Bruxism, Temporomandibular Disorders (TMD), Myofascial Pain
Conditions
Keywords
Occlusal splint, Botulinum toxin type A, Medical-splint therapy, Fonseca Anamnestic Index, Masticatory muscle pain, Bruxism-related TMD symptoms, Temporomandibular disorder symptoms
Brief summary
This study compares three treatment approaches for adults with bruxism-related temporomandibular disorder symptoms: occlusal splint therapy, botulinum toxin type A injection, and combined medical-splint therapy. Participants were assigned to one of three non-randomized treatment arms according to clinical indication, symptom profile, shared decision-making, and patient preference. Symptom severity was assessed before treatment and after 3 months using the Fonseca Anamnestic Index. The primary purpose of the study was to compare the 3-month change in total Fonseca Anamnestic Index scores among the treatment arms. Selected symptom items and treatment-related adverse events were also evaluated during follow-up.
Detailed description
This is a prospective, non-randomized, open-label, controlled, parallel-arm clinical trial evaluating treatment outcomes in patients with bruxism-related temporomandibular disorder symptoms. A total of 60 adult participants were assigned to one of three treatment arms: occlusal splint therapy, botulinum toxin type A injection, or combined medical-splint therapy. Participants in the occlusal splint arm received custom-made maxillary stabilization splints and were instructed to use the splints during sleep. Participants in the botulinum toxin type A arm received a single session of intramuscular injections into the masseter and temporalis muscles. Participants in the combined medical-splint arm received a maxillary stabilization splint together with a short-term pharmacological regimen for acute symptom control. The Fonseca Anamnestic Index was administered at baseline and at the 3-month follow-up. The primary outcome was the change in total Fonseca Anamnestic Index score from baseline to 3 months. Secondary assessments included changes in selected Fonseca Anamnestic Index sub-item scores, changes in Fonseca Anamnestic Index severity categories, and monitoring of treatment-related adverse events. Because of the nature of the interventions, participants and clinicians were not blinded to treatment assignment.
Interventions
Custom-made maxillary stabilization splints were fabricated from hard acrylic resin and adjusted to obtain simultaneous bilateral posterior contacts in centric relation and canine guidance during eccentric movements. Participants were instructed to wear the splints during sleep for at least eight hours per night.

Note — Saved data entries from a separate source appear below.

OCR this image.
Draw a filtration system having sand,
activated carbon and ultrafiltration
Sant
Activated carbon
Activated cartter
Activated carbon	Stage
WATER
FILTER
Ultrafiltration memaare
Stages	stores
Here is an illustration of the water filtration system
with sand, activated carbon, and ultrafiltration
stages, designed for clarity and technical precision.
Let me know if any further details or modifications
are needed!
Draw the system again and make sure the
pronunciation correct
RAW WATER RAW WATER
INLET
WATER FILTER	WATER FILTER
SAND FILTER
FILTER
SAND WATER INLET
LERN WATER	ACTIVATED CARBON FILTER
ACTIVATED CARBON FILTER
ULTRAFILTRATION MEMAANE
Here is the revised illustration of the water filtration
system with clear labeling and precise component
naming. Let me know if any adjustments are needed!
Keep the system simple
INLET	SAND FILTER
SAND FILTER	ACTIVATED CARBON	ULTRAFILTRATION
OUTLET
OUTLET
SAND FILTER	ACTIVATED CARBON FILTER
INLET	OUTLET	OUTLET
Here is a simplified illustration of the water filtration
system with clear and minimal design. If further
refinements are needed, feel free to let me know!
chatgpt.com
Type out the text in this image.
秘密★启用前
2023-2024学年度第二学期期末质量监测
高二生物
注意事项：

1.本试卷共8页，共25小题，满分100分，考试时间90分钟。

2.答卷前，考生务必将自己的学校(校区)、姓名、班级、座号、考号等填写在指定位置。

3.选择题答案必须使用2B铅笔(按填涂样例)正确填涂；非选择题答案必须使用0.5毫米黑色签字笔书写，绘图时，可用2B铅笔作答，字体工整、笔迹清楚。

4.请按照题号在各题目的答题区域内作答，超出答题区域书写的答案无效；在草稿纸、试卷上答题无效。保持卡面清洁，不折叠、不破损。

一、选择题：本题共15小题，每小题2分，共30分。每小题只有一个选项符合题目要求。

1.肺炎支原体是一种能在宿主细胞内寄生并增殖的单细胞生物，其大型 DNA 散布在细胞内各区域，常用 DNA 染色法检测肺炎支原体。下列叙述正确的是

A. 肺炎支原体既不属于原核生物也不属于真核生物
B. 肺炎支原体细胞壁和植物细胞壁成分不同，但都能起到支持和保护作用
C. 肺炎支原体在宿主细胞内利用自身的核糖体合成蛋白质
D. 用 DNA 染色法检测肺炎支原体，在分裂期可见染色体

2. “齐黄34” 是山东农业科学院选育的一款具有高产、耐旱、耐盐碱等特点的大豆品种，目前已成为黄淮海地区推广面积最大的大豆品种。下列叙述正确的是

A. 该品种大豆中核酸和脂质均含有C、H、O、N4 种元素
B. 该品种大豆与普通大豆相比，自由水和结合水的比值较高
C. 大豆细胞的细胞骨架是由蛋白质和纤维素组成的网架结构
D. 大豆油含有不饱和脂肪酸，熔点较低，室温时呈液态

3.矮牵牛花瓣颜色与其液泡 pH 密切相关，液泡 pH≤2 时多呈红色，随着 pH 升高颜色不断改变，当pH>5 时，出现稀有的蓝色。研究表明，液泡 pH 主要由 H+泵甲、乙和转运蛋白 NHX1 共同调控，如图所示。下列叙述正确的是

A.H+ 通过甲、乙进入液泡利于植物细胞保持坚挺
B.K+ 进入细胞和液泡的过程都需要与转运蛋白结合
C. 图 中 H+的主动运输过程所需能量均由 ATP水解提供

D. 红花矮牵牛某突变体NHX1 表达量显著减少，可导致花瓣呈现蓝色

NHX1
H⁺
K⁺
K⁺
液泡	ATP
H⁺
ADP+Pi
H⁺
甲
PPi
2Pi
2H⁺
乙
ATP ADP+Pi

Botulinum toxin type A was administered as a single intramuscular injection session. Dysport was reconstituted with 2 mL sterile 0.9% saline. A total dose of 160 U Dysport was administered per participant, consisting of 60 U into each masseter muscle and 20 U into each temporalis muscle.
Thiocolchicoside 8 mg/day was prescribed as part of a short-term pharmacological regimen for acute symptom control in the combined medical-splint therapy arm. The medication was used for 7 to 10 days.
Tenoxicam 20 mg/day was prescribed as part of a short-term pharmacological regimen for acute symptom control in the combined medical-splint therapy arm. The medication was used for 7 to 10 days.
Sponsors
Study design
Masking description
No masking was performed because of the nature of the interventions. Participants and care providers were aware of the assigned treatment.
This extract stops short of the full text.